A Trust can be set up to manage land and property and to receive money for a particular purpose for the benefit of a wider community. They establish a formal relationship between the donors of money or property, the Trustees (normally three) who become the nominal owners of the trust property and the beneficiaries – the people who will benefit from the trust. Trusts can be set up quickly and cheaply. Trusts are non-democratic organisations as they do not tend to have a membership structure although trustees can agree to report regularly and consult with a wider group of people. Trustees can be personally liable for contracts entered into on behalf of the trust and are not protected from personal liability. You can, however, take out insurance to provide some financial protection.

  1. A Limited Company

A company structure is an increasingly popular choice for voluntary and community organizations.

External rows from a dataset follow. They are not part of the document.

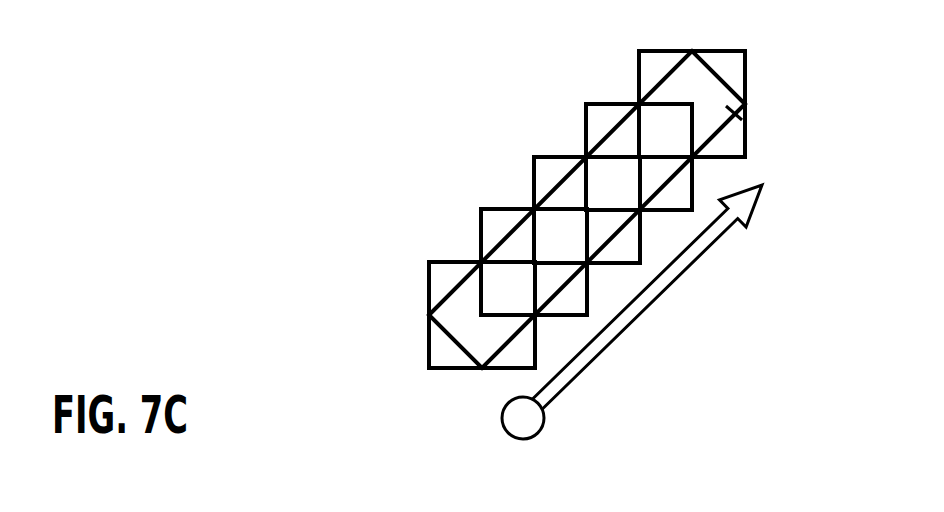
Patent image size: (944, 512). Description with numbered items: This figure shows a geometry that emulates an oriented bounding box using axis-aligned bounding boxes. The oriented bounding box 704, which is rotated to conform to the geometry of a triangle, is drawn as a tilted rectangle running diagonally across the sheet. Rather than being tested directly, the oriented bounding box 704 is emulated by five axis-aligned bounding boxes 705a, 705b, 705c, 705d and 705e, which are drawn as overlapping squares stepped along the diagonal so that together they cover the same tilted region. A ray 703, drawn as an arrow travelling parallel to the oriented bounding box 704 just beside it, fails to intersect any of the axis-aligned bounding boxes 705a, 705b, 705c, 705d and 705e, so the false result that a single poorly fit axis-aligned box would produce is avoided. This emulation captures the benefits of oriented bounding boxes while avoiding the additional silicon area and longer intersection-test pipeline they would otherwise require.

The axis-aligned bounding box 705a is at (638, 80).
The axis-aligned bounding box 705b is at (585, 123).
The axis-aligned bounding box 705c is at (533, 175).
The axis-aligned bounding box 705d is at (480, 230).
The axis-aligned bounding box 705e is at (427, 292).
The oriented bounding box 704 is at (737, 112).
The ray 703 is at (703, 252).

It is very appropriate if you intend to be managing staff, land, contracts and/or significant amounts of funding. A company limited by guarantee is an incorporated organization. This means that it has a separate legal identity distinct from that of its members. This legal structure limits the liability faced by Directors in the case of insolvency, except in cases of negligence or recklessness. This is the most flexible legal arrangement but the main constraint is that shares cannot be issued.

You will need to register the company with Companies House and company law must be abided by.

  1. Community Interest Company (CIC)

A Community Interest Company is limited by guarantee or share issue with several added features such as a community interest test, an asset lock and a cap on dividends. The legal form gives greater flexibility than charitable status but emphasises public benefit over private profit.

Each CIC must specify the community that is intended to benefit from any profits made by the company (this could be as wide as all the residents of a defined geographical area) and the CIC regulator must approve this. The asset lock enables capital gains to be directed to the specified community and the dividends cap limits the amount of profit private investors can take out of the business.

  1. Industrial and Provident Society (IPS)

An IPS is a trading organization that operates as a co-operative either for the benefit of its members or the wider community. An IPS is usually funded by share capital, but this takes a different form to limited companies. The value of the shares is fixed and does not go up and down with the value of the organization.  An IPS is the only vehicle that can issue shares on a low-cost basis. Buying a share confirms membership and decisions are taken on a one-member-one-vote basis (regardless of number of shares owned) and there is an upper limit on the cash value of shares that can be held by one individual. IPSs are regulated by the Financial Services Authority (FSA).